サービスのデザインをつくるとき、まず「どういう色やフォントでつくるか」といった方針を決めることになります。 これは、提供するサービスの種類や、ターゲットユーザの属性から考えることで、適切に決定することができます。 この方法について、以下に解説します。

デザインの定義

この記事では、ワイヤフレームがすでに完成している前提で、その上にどのようなデザインをつくっていくかを考えます。 以下の項目について、どういう方向でつくるかを定義していきます。

    • 例:メイン/ベース/アクセントカラーは何色にするか
  • フォント
    • 例:種類はなにか、サイズはどうするか
  • 余白
    • 例:詰まった感じにするか、広く見せるか
  • 装飾
    • 例:ブロックの角は丸くするのか、アイコンは多用するのか
  • グラフィック
    • 例:写真かイラストか、あるいはテキストベースでグラフィックはつかわないか

準備

デザインの制作方針を決めるには、まず(1)サービスのターゲットユーザと、(2)提供するサービスの競合を明確にしておかなければなりません。 まだの場合は、サービスキャンバスのつくり方を参考に決めます。

制作方針を決める方法

それでは、デザインの制作方針を決めていきます。 これは、次の手順で行ないます。

  1. ターゲットユーザを明確にする
  2. 競合となるモノやサービス、アプリなどをリスト化する
  3. ターゲットの性別・年齢と、提供するサービスの性質から、デザインの候補を挙げる
  4. リスト化した競合を観察し、どのようなデザインが採用されているかを把握する
  5. 3と4から、デザインの制作方針を最終決定する

ケーススタディ

それでは実際の例で考えてみます。 ここでは、ビジネスマン向けのドキュメント共有サービスを考えます。

  1. 24〜40歳の男性、営業職。
  2. 電話やメール、ホワイトボード、ポストイット、Googleドライブ、Facebookグループ。
  3. 色はモノトーンか青。
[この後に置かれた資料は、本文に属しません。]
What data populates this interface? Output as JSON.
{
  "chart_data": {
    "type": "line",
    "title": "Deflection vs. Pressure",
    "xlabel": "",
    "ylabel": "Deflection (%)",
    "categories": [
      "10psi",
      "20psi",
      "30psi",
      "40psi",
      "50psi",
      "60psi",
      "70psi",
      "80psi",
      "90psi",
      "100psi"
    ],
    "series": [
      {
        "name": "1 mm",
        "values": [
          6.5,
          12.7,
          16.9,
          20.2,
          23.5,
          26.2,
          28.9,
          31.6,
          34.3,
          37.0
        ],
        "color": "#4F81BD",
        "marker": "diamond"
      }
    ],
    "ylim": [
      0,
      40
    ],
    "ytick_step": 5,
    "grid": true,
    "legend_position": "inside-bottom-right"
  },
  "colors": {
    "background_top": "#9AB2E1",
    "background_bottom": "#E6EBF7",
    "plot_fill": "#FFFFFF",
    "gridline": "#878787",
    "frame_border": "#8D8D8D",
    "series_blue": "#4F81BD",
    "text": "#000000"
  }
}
ビジネス用途のため余計な余白・装飾は必要ない。LinkedInのようなイメージ。
  4. 白ベースで、メインカラーをシンプルに採用。文字は小さめで、ボックスの角は丸くなくスッキリとしている。
  5. 白ベースで、青をメインカラーに。小さめかつ読みやすい文字、少なめの余白・装飾。グラフィックは用いない。

5の方針を元に、実際のデザイン制作を行なえばいいことになります。

おわりに

制作方針は、チームで一度つくりさえすれば、デザインが大きくブレることがなくなるため、作業を行ないやすくなります。 ぜひ参考にしてみてください。